Somos cuatro hermanas y mi padre sembró en nosotras lo más importante: el deseo de infinito. Nos enseñó Europa, nos mostró los hermosos museos, nos inició en el amor a la pintura, la música, la lectura. Pero hubo una cosa que no pudo darnos, la fe. Hijo de familia republicana y recriado en el nacional catolicismo, mi padre no practicaba. Acicateada por la necesidad, busqué y busqué y fui por fin "encontrada" por Comunión y Liberación. También mis hermanas se enamoraron del movimiento y vivimos con naturalidad la distancia entre nuestras nuevas convicciones y las de casa. Por eso ahora, con motivo de la muerte de mi padre, me admira la tenaz batalla con la que Jesús lo ha conquistado.

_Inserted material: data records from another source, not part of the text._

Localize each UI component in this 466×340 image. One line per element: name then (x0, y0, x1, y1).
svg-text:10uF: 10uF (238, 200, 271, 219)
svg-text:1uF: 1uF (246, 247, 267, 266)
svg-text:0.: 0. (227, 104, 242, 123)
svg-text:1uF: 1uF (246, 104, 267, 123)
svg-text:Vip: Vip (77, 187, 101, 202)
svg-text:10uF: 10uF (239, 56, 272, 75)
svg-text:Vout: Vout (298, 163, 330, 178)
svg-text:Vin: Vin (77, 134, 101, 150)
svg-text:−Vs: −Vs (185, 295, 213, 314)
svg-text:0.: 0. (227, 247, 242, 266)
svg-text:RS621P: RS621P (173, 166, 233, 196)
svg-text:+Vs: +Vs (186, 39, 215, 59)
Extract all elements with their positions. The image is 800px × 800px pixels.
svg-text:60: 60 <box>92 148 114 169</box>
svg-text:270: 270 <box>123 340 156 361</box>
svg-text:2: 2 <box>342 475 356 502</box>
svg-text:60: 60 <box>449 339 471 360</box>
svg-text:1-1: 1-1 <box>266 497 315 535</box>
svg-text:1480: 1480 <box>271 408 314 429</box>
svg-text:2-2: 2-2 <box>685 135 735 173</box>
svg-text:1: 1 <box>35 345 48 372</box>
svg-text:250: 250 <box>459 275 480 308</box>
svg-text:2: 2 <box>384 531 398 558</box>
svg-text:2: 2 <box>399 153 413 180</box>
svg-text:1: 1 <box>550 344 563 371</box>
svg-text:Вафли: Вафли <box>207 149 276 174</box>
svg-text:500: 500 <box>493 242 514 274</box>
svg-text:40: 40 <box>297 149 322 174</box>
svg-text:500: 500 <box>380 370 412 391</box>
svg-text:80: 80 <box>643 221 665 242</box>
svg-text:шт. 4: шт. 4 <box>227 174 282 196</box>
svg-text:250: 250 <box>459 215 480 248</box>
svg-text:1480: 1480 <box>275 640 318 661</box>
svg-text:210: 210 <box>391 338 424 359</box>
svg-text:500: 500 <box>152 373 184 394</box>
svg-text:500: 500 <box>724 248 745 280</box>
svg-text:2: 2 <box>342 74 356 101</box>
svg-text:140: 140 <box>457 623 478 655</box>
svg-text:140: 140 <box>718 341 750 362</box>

En la Navidad del año 2000 acudió circunstancialmente a misa y un cura viejísimo lo conmovió. El sacerdote añadió que, con motivo del cambio de milenio, se permitía comulgar sin confesión previa. Sorprendentemente, mi padre se puso en la cola. Más tarde acudió a confesarse y, muy poco tiempo después, falleció el cura anciano, de modo que se llevó al cielo, perfectamente sellados, los pecados recién contados. No por eso mi padre se hizo practicante.
Algo había cambiado, pero era un hombre obstinado, que creía saber las cosas. ¿Qué haces para ganarte un alma indómita? Hace cuatro años le diagnosticaron un cáncer de páncreas. Yo no me hice ilusiones, le aconsejé un sacerdote y no quiso oír hablar de ello. Lo acompañé al hospital donde iban a operarlo, hicimos los trámites y solo entonces, casi de tapadillo, me dijo: «¿Ese amigo tuyo cura... no podría venir?». Pedro Pablo agarró la moto y se encerraron una hora. Dice el sacerdote que se rieron mucho. Cuando entré en aquella habitación, mi padre era otro. Estaba radiante y él mismo no lo entendía. «Cristina –comentó–, si mañana muero en la operación, no os preocupéis en absoluto. Sé que existe la vida eterna».
La operación fue brutal pero se curó por completo, ni siquiera necesitó quimioterapia. Desde ese momento asistió religiosamente a misa. Dios le regaló tres años y medio de vida que han concluido ahora, esta vez por un cáncer de próstata. Mi padre no quería morirse, se aferraba a la vida con uñas y dientes.
Todos los días del verano se arrastró literalmente a la piscina para sentir el agua y el sol, se esforzaba por comer, intentaba moverse. Llegado el momento final, nos desesperaba a las hermanas que no quisiese recibir la unción, que concebía como una condena. Dijo explícitamente que no. No se nos ocurrió otra cosa que juntarnos todas en la casa paterna, poner a cientos de personas a rezar a san José y pedir a Pedro Pablo que viniese por sorpresa. Papá recibió la unción rodeado por los suyos y repitiendo: «Gracias Dios mío, gracias Jesús». Los dos amigos se alegraron mucho de verse. Aquella tarde se fue despidiendo y fue dejándonos consejos y comentarios, a veces chistes. «Es interesante asistir a la propia muerte –me dijo–, es como un salto de circo». Se refería, lo entendí muy bien, al vértigo que experimentaba. Por la mañana tenía tantos dolores que hubo que sedarlo y falleció día y medio después.
Me resulta imposible imaginarlo en el cielo. No soy partidaria del uso de la fantasía en cuestiones de fe, pero la escuela de comunidad está siendo imponente. Por la mañana, cuando desayuno, tengo delante un manifiesto de Navidad que cita a don Giussani: «Cuando Juan y Andrés se encontraron con Cristo, no entendían el más allá, no sabían lo que significaba el paraíso, pero tenían delante algo que era que era como un paraíso, un pedazo de paraíso: era un pedazo de Otra cosa».